2024 Columbia Journal Online Contest – Deadline – March 6, 2024
2024 Columbia Journal Online Contest – Submissions Open from February 21, 2024, to March 6, 2024
The Columbia Journal is delighted to announce that the 2024 Online Contest will accept submissions in fiction, nonfiction, poetry, and translation from February 21 through March 6, 2024. Our judges this year are Jonas Eika (fiction), Jeanna Kadlec (nonfiction), Megan Fernandes (poetry), and Mónica de la Torre (translation).
The four first place winners of the Online Contest will be published online in Spring 2024 and will receive a $250 cash prize each.
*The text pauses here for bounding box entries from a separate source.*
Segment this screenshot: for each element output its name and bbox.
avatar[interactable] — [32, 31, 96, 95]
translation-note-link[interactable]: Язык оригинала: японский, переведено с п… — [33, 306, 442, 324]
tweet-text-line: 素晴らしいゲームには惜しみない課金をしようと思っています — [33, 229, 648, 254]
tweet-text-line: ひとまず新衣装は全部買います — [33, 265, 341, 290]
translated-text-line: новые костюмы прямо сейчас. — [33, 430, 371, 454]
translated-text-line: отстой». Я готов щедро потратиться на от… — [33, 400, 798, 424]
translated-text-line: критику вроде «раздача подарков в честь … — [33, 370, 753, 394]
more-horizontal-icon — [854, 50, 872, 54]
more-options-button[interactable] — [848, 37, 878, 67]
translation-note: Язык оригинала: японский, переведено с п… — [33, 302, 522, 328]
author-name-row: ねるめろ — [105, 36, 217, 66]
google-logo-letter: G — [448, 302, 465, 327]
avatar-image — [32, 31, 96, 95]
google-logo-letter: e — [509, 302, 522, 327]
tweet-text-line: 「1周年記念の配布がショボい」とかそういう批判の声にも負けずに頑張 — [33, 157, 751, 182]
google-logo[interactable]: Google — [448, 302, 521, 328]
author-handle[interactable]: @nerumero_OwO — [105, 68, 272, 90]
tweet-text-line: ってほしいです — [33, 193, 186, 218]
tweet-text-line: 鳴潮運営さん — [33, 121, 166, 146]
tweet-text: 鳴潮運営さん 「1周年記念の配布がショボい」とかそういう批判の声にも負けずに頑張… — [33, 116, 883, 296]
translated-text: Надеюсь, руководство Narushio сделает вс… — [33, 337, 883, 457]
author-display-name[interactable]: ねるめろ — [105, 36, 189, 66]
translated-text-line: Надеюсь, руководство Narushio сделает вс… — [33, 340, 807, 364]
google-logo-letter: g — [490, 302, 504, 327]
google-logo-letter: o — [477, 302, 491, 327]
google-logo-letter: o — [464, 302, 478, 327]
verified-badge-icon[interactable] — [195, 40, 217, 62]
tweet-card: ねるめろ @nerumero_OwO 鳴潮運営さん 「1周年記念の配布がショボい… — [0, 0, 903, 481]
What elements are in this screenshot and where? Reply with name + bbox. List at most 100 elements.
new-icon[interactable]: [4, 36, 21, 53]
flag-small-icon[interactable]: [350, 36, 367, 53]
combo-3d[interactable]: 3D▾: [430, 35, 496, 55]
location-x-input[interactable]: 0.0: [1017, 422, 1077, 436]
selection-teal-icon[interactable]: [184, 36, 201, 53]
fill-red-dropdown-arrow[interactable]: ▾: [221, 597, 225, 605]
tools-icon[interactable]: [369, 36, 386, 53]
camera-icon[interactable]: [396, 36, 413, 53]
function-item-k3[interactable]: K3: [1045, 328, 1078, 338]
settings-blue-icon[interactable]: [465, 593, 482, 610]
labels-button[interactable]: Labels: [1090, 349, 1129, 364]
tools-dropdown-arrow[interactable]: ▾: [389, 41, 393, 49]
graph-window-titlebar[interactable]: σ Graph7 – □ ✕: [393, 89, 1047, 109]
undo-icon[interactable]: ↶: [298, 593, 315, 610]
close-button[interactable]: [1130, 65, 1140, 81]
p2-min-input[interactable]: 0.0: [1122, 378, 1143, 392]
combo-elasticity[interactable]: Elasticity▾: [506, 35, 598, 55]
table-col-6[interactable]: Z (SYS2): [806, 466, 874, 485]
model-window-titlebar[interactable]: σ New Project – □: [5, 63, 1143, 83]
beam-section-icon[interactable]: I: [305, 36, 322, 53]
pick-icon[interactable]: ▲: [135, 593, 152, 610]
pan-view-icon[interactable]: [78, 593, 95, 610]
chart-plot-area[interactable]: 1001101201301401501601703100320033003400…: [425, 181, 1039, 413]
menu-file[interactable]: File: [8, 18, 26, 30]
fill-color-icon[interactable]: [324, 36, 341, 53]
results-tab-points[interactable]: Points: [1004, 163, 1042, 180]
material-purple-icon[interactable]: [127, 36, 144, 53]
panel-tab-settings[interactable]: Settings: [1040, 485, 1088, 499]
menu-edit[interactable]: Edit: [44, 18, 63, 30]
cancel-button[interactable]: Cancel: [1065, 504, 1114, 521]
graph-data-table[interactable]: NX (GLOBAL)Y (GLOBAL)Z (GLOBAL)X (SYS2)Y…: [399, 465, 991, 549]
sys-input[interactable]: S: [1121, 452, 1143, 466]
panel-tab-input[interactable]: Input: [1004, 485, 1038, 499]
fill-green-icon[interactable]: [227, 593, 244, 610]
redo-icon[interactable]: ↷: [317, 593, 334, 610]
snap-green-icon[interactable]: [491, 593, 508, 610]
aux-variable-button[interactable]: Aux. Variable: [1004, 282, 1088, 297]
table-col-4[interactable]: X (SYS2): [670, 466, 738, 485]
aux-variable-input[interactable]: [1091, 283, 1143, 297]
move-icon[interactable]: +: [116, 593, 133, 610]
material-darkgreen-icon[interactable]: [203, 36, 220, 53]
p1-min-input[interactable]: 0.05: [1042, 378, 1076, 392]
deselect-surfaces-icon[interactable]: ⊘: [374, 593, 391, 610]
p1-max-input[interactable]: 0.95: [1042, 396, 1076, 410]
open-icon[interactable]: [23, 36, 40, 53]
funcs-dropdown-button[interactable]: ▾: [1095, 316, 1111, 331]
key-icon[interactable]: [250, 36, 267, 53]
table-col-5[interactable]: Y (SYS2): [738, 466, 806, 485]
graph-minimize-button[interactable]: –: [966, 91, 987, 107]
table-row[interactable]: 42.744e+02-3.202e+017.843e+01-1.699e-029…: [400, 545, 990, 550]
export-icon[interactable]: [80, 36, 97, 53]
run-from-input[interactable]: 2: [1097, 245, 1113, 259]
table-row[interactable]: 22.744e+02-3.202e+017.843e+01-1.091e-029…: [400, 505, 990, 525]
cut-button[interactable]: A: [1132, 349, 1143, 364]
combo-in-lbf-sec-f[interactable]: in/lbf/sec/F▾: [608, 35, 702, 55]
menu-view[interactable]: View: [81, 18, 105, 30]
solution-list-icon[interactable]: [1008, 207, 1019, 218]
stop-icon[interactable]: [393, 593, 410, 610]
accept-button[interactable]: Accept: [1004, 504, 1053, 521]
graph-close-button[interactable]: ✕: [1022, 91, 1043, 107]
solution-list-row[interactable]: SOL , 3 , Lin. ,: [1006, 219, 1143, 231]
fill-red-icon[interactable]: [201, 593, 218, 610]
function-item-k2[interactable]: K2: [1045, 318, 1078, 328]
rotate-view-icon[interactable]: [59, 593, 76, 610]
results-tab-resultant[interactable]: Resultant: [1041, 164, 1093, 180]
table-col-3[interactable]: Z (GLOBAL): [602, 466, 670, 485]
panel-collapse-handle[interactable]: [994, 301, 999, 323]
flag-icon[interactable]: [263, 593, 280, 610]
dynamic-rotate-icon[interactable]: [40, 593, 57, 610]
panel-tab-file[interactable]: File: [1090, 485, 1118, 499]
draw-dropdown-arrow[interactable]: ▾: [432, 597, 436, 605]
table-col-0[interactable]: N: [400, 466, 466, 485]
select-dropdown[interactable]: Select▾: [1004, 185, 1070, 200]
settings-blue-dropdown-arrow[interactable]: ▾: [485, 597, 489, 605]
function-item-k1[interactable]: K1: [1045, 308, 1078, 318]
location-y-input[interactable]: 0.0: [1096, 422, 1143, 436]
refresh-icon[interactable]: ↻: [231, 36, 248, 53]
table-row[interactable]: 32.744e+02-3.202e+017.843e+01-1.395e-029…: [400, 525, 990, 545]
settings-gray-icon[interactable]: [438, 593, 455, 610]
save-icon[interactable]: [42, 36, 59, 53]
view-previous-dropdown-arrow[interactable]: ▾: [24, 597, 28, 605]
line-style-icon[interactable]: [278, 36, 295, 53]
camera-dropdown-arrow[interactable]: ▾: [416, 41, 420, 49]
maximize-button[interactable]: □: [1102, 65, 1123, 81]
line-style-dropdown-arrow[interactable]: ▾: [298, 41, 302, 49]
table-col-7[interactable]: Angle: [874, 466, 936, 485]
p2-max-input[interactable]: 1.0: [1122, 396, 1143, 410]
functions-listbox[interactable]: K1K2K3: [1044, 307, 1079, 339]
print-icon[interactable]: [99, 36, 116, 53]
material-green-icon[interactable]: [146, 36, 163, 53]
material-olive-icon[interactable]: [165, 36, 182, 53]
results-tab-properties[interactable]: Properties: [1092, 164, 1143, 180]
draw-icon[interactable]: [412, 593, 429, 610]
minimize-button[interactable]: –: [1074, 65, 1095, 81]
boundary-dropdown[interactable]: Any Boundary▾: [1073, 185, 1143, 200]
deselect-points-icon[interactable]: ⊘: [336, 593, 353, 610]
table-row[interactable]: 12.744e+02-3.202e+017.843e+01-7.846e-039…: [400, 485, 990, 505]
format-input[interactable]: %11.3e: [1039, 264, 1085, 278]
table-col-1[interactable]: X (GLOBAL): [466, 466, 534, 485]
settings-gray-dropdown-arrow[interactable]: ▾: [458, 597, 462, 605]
In addition, up to two finalists may be selected and published per genre.
Starting February 21, all entries will be accepted via Submittable for a $10 fee per submission. The deadline to submit is March 6, 2024.
DATES:
Our submission window will be open from February 21 to March 6, 2024.
FEES:
Entry to the 2024 Print Contest will be accepted via Submittable and requires a $10 entry fee, which helps subsidize the contest and our magazine at large.
COMPLETE GUIDELINES:
The four winning artists will receive $250 and have their work published online in Spring 2024. Some finalists may also be published online.
One story per submission. Multiple submissions welcome. Submissions with more than one story per document cannot be considered.
Fiction and nonfiction submissions must not exceed 5,000 words. Poetry submissions must not exceed 5 pages, and must not exceed three poems.
The contest entrant’s name should not appear anywhere on the submitted file. In addition, because we share files electronically, it is the entrant’s responsibility to ensure other identifying notations, including references in the document’s properties and title, are not present.
Contest finalists are blind judged to select prize winners.
All work must be submitted through Submittable. We will not accept mailed or emailed submissions.
All work must be original and previously unpublished in any form.
Simultaneous submissions are allowed, but please inform us immediately if your work is accepted elsewhere.
Submissions may not be modified after entry. The Columbia Journal, however, reserves the right to suggest edits to the winning story as well as to finalists’ and semi-finalists’ work that they are interested in publishing.
Contest entrants cannot have studied or taught at the Columbia University Writing Program at any time in the past three years.
If you have questions, please email us at publisher.columbia@gmail.com.
ABOUT OUR JUDGES:
FICTION: Jonas Eika
Jonas Eika is a Danish writer and translator whose first novel, Marie House Warehouse (Lageret Huset Marie), won the 2016 Bodil og Jørgen Munch-Christensen Prize. Their next book, the short story collection After the Sun (Efter Solen), won the 2019 Nordic Council Literary Prize and was longlisted for the International Booker Prize in 2022. Eika lives in Copenhagen.
NONFICTION: Jeanna Kadlec
Jeanna Kadlec is the author of Heretic: A Memoir and the creator of the New York Times featured newsletter Astrology for Writers. She's a writer, astrologer, former lingerie boutique owner, and recovering academic. Her writing has appeared in ELLE, NYLON, O the Oprah Magazine, Allure, Catapult, Literary Hub, Autostraddle, and more. A born and bred Midwesterner, she now lives in New York City.
POETRY: Megan Fernandes
Megan Fernandes is a writer living in New York City. Fernandes has published in The New Yorker, POETRY, The Kenyon Review, The American Poetry Review, Ploughshares, among others. Her third book of poetry, I Do Everything I’m Told, was published by Tin House in June 2023. Fernandes is an Associate Professor of English and the Writer-in-Residence at Lafayette College where she teaches courses on poetry, environmental writing, and critical theory. She has received scholarships and fellowships from the Sewanee Writer’s Conference, the Yaddo Foundation, the Hawthornden Foundation, etc. She holds a PhD in English from the University of California, and an MFA in poetry from Boston University.
TRANSLATION: Mónica de la Torre
Mónica de la Torre is the author of six books of poetry, most recently Repetition Nineteen (Nightboat Books, 2020), and a translation of Defense of the Idol (Ugly Duckling Presse, 2018) by Chilean Modernist Omar Cáceres. De la Torre coedited, with Alex Balgiu, the anthology Women in Concrete Poetry 1959–79 (Primary Information, 2020) and with Michael Wiegers, the collection Reversible Monuments: Contemporary Mexican Poetry (Copper Canyon Press, 2002). She also translated the volume Selected Poems by Gerardo Deniz (Lost Roads, 2000), and has translated numerous other Spanish-language poets.
In 2022, de la Torre received the C.D. Wright Poetry Award from the Foundation for Contemporary Arts and a Creative Capital grant. She lives in New York City and teaches at Brooklyn College.